KedaiPena.Com – Para nasabah PT Brent Securities (BS) kembali mendesak Yandi Suratna Gondoprawiro yang saat ini berstatus terpidana dalam kasus investasi bodong berbentuk Medium Term Notes (MTN) PT Brent Ventura, segera mengembalikan dana yang sudah disetorkan.
Sejak kasus ini mencuat dan selesai disidangkan, Yandi yang juga diketahui sebagai pemilik dua perusahaan ini urung mengembalikan dana investasi mencapai Rp 35 miliar yang telah disetor para nasabah.
“Saya masih menagih sampai hari ini. Kalau memang tidak ada uang, kan ahli warisnya bisa jual aset-asetnya,” ujar Hartono, salah satu perwakilan nasabah Brent Ventura, dalam keterangan kepada KedaiPena.Com, Selasa (25/12/2018).

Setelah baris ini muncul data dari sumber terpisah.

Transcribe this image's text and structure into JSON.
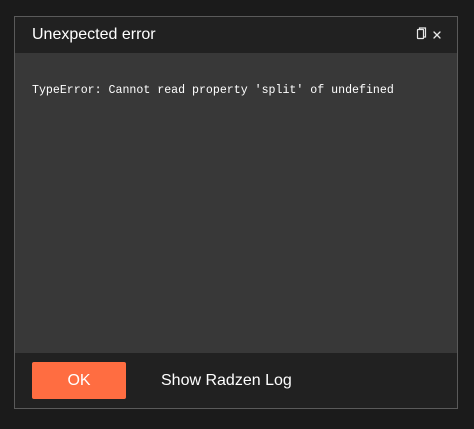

Hartono bercerita, pada Desember 2013 silam ia mengaku telah menanamkan uang senilai Rp 5 miliar di sejumlah produk investasi yang ditawarkan tenaga pemasar Brent Ventura di Kediri.

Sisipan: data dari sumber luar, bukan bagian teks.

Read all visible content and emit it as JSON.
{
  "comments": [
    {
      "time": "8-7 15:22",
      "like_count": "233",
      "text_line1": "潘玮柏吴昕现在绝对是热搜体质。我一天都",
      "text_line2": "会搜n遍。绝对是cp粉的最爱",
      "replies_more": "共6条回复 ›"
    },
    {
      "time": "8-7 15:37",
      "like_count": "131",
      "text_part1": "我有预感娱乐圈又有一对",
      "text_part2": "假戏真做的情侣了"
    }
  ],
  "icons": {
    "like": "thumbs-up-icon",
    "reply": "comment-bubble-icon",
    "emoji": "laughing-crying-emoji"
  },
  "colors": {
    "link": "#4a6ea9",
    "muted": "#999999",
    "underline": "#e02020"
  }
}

Oleh pihak perusahaan, Hartono dijanjikan mendapat keuntungan investasi hingga 10,5 persen selama setahun.
Pada Januari dan Februari 2014, ia bilang, para nasabah masih menerima imbal hasil atau bunga dari investasinya. Namun ketika di bulan selajutnya yakni Maret, pembayaran imbal hasil Brent Securities macet dan tidak cair hingga saat ini.
Yandi pun sempat menunjuk kantor Hukum Rudyantho & Partners yang diwakili langsung oleh Rudyantho menjadi kuasa hukum dirinya dan Brent Securities untuk masalah ini.
Di mana saat ini Rudyantho juga ditunjuk sebagai perwakilan Forum Komunikasi Pemegang Polis Bancassurance Jiwasraya.
“Padahal Yandi pernah janjikan untuk mengembalikan dana sewaktu saya ke Jakarta. Tapi sampai sekarang tidak ada,” imbuh Hartono.
Dari kasus investasi bodong ini, Yandi divonis dua tahun enam bulan. Sementara itu, melalui keputusan OJK yang tertuang dalam surat KEP-5/D.04/2018 memutuskan Brent dilarang menjadi perantara pedagang efek dan penjamin emisi efek.
Tak hanya mencabut izin Brent, izin wakil penjamin emisi efek Yandi Gondoprawiro sebagai direktur utama Brent juga dicabut. Keputusan tersebut dikeluarkan OJK sejak 22 Oktober 2015.